Even as omicron appears to generally cause less serious illness, it still leaves enough people with severe cases that about 4 in 10 patients in the country’s intensive care units are covid-positive, matching levels seen during earlier surges.

“I don’t know if people understand how sick you can become if you are unvaccinated,” said Julie Watson, chief medical officer for Integris. “The reason they succumb to this illness is their body overreacts. Fluid in the lungs, kidneys shut down, and there’s times you can’t bring patients back from that.

“But when you are vaccinated, your body has gotten the blueprints for how to kill the enemy,” Watson said.

While hospitals like those in Oklahoma City have been rallying the community for support, officials and physicians elsewhere are starting to resign themselves to a public tuned out or indifferent to the struggles on the front lines.

Nebraska Medicine, a health network including the state’s largest hospital, activated crisis standards of care this month as demand for care exceeded resources.

Outside the hospital walls, Omaha’s top public health official has been fighting in court to impose a mask mandate to relieve pressure on the health-care system despite a legal challenge by the Republican state attorney general and a skeptical mayor. A judge Tuesday ruled against the attorney general’s attempt to halt the mask mandate, but the back-and-forth has left some in disbelief.

“Instead of working together with a unity of purpose, we are squabbling with one another over who has authority to do what. It is truly the government failing to serve the population,” said Mark Rupp, chief of Nebraska Medicine’s infectious-diseases division.

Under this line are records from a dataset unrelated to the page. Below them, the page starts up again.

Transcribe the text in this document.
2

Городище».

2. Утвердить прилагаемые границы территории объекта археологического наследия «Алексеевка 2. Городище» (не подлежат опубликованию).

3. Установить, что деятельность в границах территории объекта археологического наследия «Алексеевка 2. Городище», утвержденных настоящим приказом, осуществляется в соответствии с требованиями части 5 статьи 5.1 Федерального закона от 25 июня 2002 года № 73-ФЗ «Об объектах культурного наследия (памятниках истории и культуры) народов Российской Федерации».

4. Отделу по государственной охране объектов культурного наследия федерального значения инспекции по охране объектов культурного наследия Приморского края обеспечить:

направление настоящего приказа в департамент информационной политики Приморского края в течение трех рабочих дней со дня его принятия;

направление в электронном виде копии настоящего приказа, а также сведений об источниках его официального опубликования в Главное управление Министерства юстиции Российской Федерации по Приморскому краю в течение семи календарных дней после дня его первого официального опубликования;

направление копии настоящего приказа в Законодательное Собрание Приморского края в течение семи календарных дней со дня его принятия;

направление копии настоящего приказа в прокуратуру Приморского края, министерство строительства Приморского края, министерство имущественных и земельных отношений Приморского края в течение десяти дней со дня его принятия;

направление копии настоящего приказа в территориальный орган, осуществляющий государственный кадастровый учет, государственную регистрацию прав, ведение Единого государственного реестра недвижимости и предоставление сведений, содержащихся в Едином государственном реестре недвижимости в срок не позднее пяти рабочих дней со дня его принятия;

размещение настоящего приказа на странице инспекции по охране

Rupp said the hospital hasn’t reached a point that it’s rationing health care as permitted under crisis standards of care, a plan deployed by hospitals to conserve resources when they are at risk of not being able to serve every patient. But it has been postponing more elective procedures, shifting staff in administrative roles to caring for patients and bringing back workers from quarantine and isolation sooner than usual. And staff had little time to recover after the delta surge in the fall.

“At this point, we’re feeling a little bit abandoned and a little bit double-crossed by the community we are trying to serve,” Rupp said. “If everyone embraced vaccination, embraced wearing of masks, complied with public health recommendations with regard to gathering and being safe, then so much of this could be blunted and prevented.”